In this section of Omnivores Dilemma, Michael Pollan decides to prepare a meal for himself. But it is not just an ordinary meal; it is a meal that Pollan grows, hunts and forages for on his own. Pollan asks help from a forager named Angelo Garro about foraging and attaining meat from animals. I found it very interesting how Pollan converts to vegetarian to test himself on whether he can kill an animal for food. Finally, Pollan discusses the question of what is the omnivores dilemma. It is this, that we as humans are meant to eat a wide variety of food and must trust our senses on whether or not some foods are good or bad for us. Pollan hunts for a wild pig and criticizes how he feels that hunting is not actually a connection between man and nature like writers such as Hemingway described it.

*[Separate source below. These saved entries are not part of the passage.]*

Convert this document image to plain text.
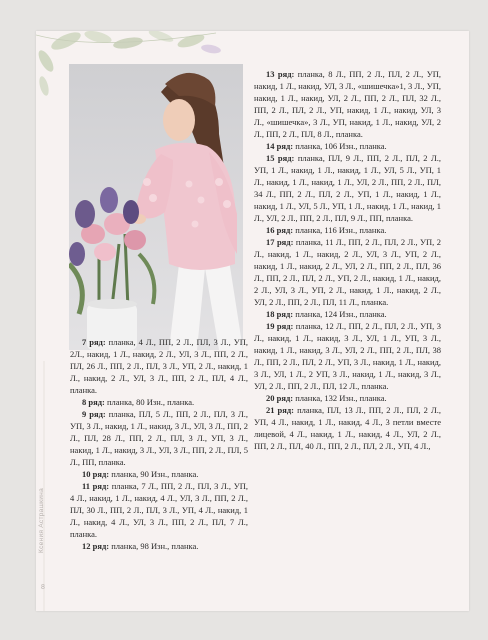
Ксения Астрашкина
8

7 ряд: планка, 4 Л., ПП, 2 Л., ПЛ, 3 Л., УП, 2Л., накид, 1 Л., накид, 2 Л., УЛ, 3 Л., ПП, 2 Л., ПЛ, 26 Л., ПП, 2 Л., ПЛ, 3 Л., УП, 2 Л., накид, 1 Л., накид, 2 Л., УЛ, 3 Л., ПП, 2 Л., ПЛ, 4 Л., планка.

8 ряд: планка, 80 Изн., планка.

9 ряд: планка, ПЛ, 5 Л., ПП, 2 Л., ПЛ, 3 Л., УП, 3 Л., накид, 1 Л., накид, 3 Л., УЛ, 3 Л., ПП, 2 Л., ПЛ, 28 Л., ПП, 2 Л., ПЛ, 3 Л., УП, 3 Л., накид, 1 Л., накид, 3 Л., УЛ, 3 Л., ПП, 2 Л., ПЛ, 5 Л., ПП, планка.

10 ряд: планка, 90 Изн., планка.

11 ряд: планка, 7 Л., ПП, 2 Л., ПЛ, 3 Л., УП, 4 Л., накид, 1 Л., накид, 4 Л., УЛ, 3 Л., ПП, 2 Л., ПЛ, 30 Л., ПП, 2 Л., ПЛ, 3 Л., УП, 4 Л., накид, 1 Л., накид, 4 Л., УЛ, 3 Л., ПП, 2 Л., ПЛ, 7 Л., планка.

12 ряд: планка, 98 Изн., планка.

13 ряд: планка, 8 Л., ПП, 2 Л., ПЛ, 2 Л., УП, накид, 1 Л., накид, УЛ, 3 Л., «шишечка»1, 3 Л., УП, накид, 1 Л., накид, УЛ, 2 Л., ПП, 2 Л., ПЛ, 32 Л., ПП, 2 Л., ПЛ, 2 Л., УП, накид, 1 Л., накид, УЛ, 3 Л., «шишечка», 3 Л., УП, накид, 1 Л., накид, УЛ, 2 Л., ПП, 2 Л., ПЛ, 8 Л., планка.

14 ряд: планка, 106 Изн., планка.

15 ряд: планка, ПЛ, 9 Л., ПП, 2 Л., ПЛ, 2 Л., УП, 1 Л., накид, 1 Л., накид, 1 Л., УЛ, 5 Л., УП, 1 Л., накид, 1 Л., накид, 1 Л., УЛ, 2 Л., ПП, 2 Л., ПЛ, 34 Л., ПП, 2 Л., ПЛ, 2 Л., УП, 1 Л., накид, 1 Л., накид, 1 Л., УЛ, 5 Л., УП, 1 Л., накид, 1 Л., накид, 1 Л., УЛ, 2 Л., ПП, 2 Л., ПЛ, 9 Л., ПП, планка.

16 ряд: планка, 116 Изн., планка.

17 ряд: планка, 11 Л., ПП, 2 Л., ПЛ, 2 Л., УП, 2 Л., накид, 1 Л., накид, 2 Л., УЛ, 3 Л., УП, 2 Л., накид, 1 Л., накид, 2 Л., УЛ, 2 Л., ПП, 2 Л., ПЛ, 36 Л., ПП, 2 Л., ПЛ, 2 Л., УП, 2 Л., накид, 1 Л., накид, 2 Л., УЛ, 3 Л., УП, 2 Л., накид, 1 Л., накид, 2 Л., УЛ, 2 Л., ПП, 2 Л., ПЛ, 11 Л., планка.

18 ряд: планка, 124 Изн., планка.

19 ряд: планка, 12 Л., ПП, 2 Л., ПЛ, 2 Л., УП, 3 Л., накид, 1 Л., накид, 3 Л., УЛ, 1 Л., УП, 3 Л., накид, 1 Л., накид, 3 Л., УЛ, 2 Л., ПП, 2 Л., ПЛ, 38 Л., ПП, 2 Л., ПЛ, 2 Л., УП, 3 Л., накид, 1 Л., накид, 3 Л., УЛ, 1 Л., 2 УП, 3 Л., накид, 1 Л., накид, 3 Л., УЛ, 2 Л., ПП, 2 Л., ПЛ, 12 Л., планка.

20 ряд: планка, 132 Изн., планка.

21 ряд: планка, ПЛ, 13 Л., ПП, 2 Л., ПЛ, 2 Л., УП, 4 Л., накид, 1 Л., накид, 4 Л., 3 петли вместе лицевой, 4 Л., накид, 1 Л., накид, 4 Л., УЛ, 2 Л., ПП, 2 Л., ПЛ, 40 Л., ПП, 2 Л., ПЛ, 2 Л., УП, 4 Л.,
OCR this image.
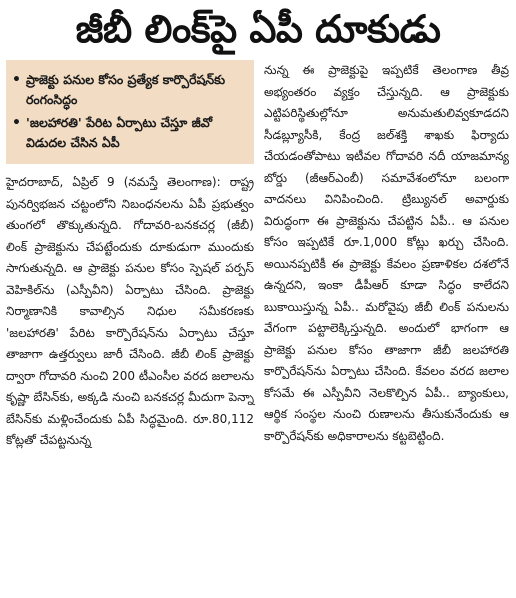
జీబీ లింక్‌పై ఏపీ దూకుడు
• ప్రాజెక్టు పనుల కోసం ప్రత్యేక కార్పొరేషన్‌కు రంగంసిద్ధం
• 'జలహారతి' పేరిట ఏర్పాటు చేస్తూ జీవో విడుదల చేసిన ఏపీ

హైదరాబాద్, ఏప్రిల్ 9 (నమస్తే తెలంగాణ): రాష్ట్ర పునర్విభజన చట్టంలోని నిబంధనలను ఏపీ ప్రభుత్వం తుంగలో తొక్కుతున్నది. గోదావరి-బనకచర్ల (జీబీ) లింక్ ప్రాజెక్టును చేపట్టేందుకు దూకుడుగా ముందుకు సాగుతున్నది. ఆ ప్రాజెక్టు పనుల కోసం స్పెషల్ పర్పస్ వెహికిల్‌ను (ఎస్పీవీని) ఏర్పాటు చేసింది. ప్రాజెక్టు నిర్మాణానికి కావాల్సిన నిధుల సమీకరణకు 'జలహారతి' పేరిట కార్పొరేషన్‌ను ఏర్పాటు చేస్తూ తాజాగా ఉత్తర్వులు జారీ చేసింది. జీబీ లింక్ ప్రాజెక్టు ద్వారా గోదావరి నుంచి 200 టీఎంసీల వరద జలాలను కృష్ణా బేసిన్‌కు, అక్కడి నుంచి బనకచర్ల మీదుగా పెన్నా బేసిన్‌కు మళ్లించేందుకు ఏపీ సిద్ధమైంది. రూ.80,112 కోట్లతో చేపట్టనున్న

నున్న ఈ ప్రాజెక్టుపై ఇప్పటికే తెలంగాణ తీవ్ర అభ్యంతరం వ్యక్తం చేస్తున్నది. ఆ ప్రాజెక్టుకు ఎట్టిపరిస్థితుల్లోనూ అనుమతులివ్వకూడదని సీడబ్ల్యూసీకి, కేంద్ర జల్‌శక్తి శాఖకు ఫిర్యాదు చేయడంతోపాటు ఇటీవల గోదావరి నదీ యాజమాన్య బోర్డు (జీఆర్‌ఎంబీ) సమావేశంలోనూ బలంగా వాదనలు వినిపించింది. ట్రిబ్యునల్ అవార్డుకు విరుద్ధంగా ఈ ప్రాజెక్టును చేపట్టిన ఏపీ.. ఆ పనుల కోసం ఇప్పటికే రూ.1,000 కోట్లు ఖర్చు చేసింది. అయినప్పటికీ ఈ ప్రాజెక్టు కేవలం ప్రణాళికల దశలోనే ఉన్నదని, ఇంకా డీపీఆర్ కూడా సిద్ధం కాలేదని బుకాయిస్తున్న ఏపీ.. మరోవైపు జీబీ లింక్ పనులను వేగంగా పట్టాలెక్కిస్తున్నది. అందులో భాగంగా ఆ ప్రాజెక్టు పనుల కోసం తాజాగా జీబీ జలహారతి కార్పొరేషన్‌ను ఏర్పాటు చేసింది. కేవలం వరద జలాల కోసమే ఈ ఎస్పీవీని నెలకొల్పిన ఏపీ.. బ్యాంకులు, ఆర్థిక సంస్థల నుంచి రుణాలను తీసుకునేందుకు ఆ కార్పొరేషన్‌కు అధికారాలను కట్టబెట్టింది.
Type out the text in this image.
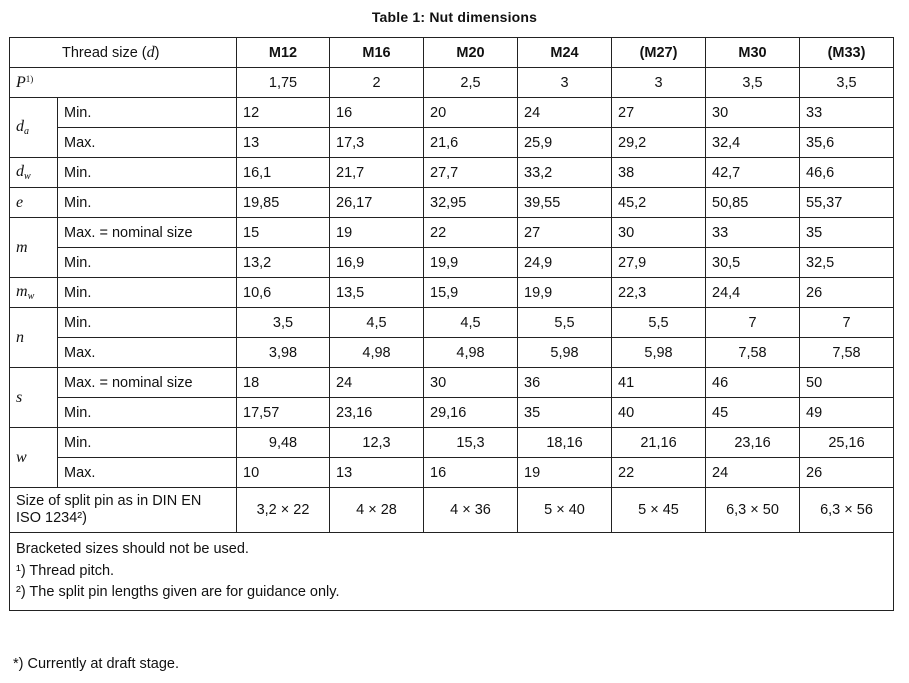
Table 1: Nut dimensions
Thread size (d)		M12	M16	M20	M24	(M27)	M30	(M33)
$P^{1)}$		1,75	2	2,5	3	3	3,5	3,5
$d_a$	Min.	12	16	20	24	27	30	33
	Max.	13	17,3	21,6	25,9	29,2	32,4	35,6
$d_w$	Min.	16,1	21,7	27,7	33,2	38	42,7	46,6
e	Min.	19,85	26,17	32,95	39,55	45,2	50,85	55,37
m	Max. = nominal size	15	19	22	27	30	33	35
	Min.	13,2	16,9	19,9	24,9	27,9	30,5	32,5
$m_w$	Min.	10,6	13,5	15,9	19,9	22,3	24,4	26
n	Min.	3,5	4,5	4,5	5,5	5,5	7	7
	Max.	3,98	4,98	4,98	5,98	5,98	7,58	7,58
s	Max. = nominal size	18	24	30	36	41	46	50
	Min.	17,57	23,16	29,16	35	40	45	49
w	Min.	9,48	12,3	15,3	18,16	21,16	23,16	25,16
	Max.	10	13	16	19	22	24	26
Size of split pin as in DIN EN ISO 1234²)		3,2 × 22	4 × 28	4 × 36	5 × 40	5 × 45	6,3 × 50	6,3 × 56

Bracketed sizes should not be used.
¹) Thread pitch.
²) The split pin lengths given are for guidance only.								
*) Currently at draft stage.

I feel that Hemingway described hunting in a true light. It is a bond between man and nature; we as humans are natural born predators and we are at the top of the food chain. We hunt for our food and we kill to survive. Pollan is an outsider coming in to a world totally beyond his comprehension so naturally he would feel opposite the views of Hemingway. I found this section very interesting regarding foraging and his view on nature and surviving on his own without restaurants and processed foods.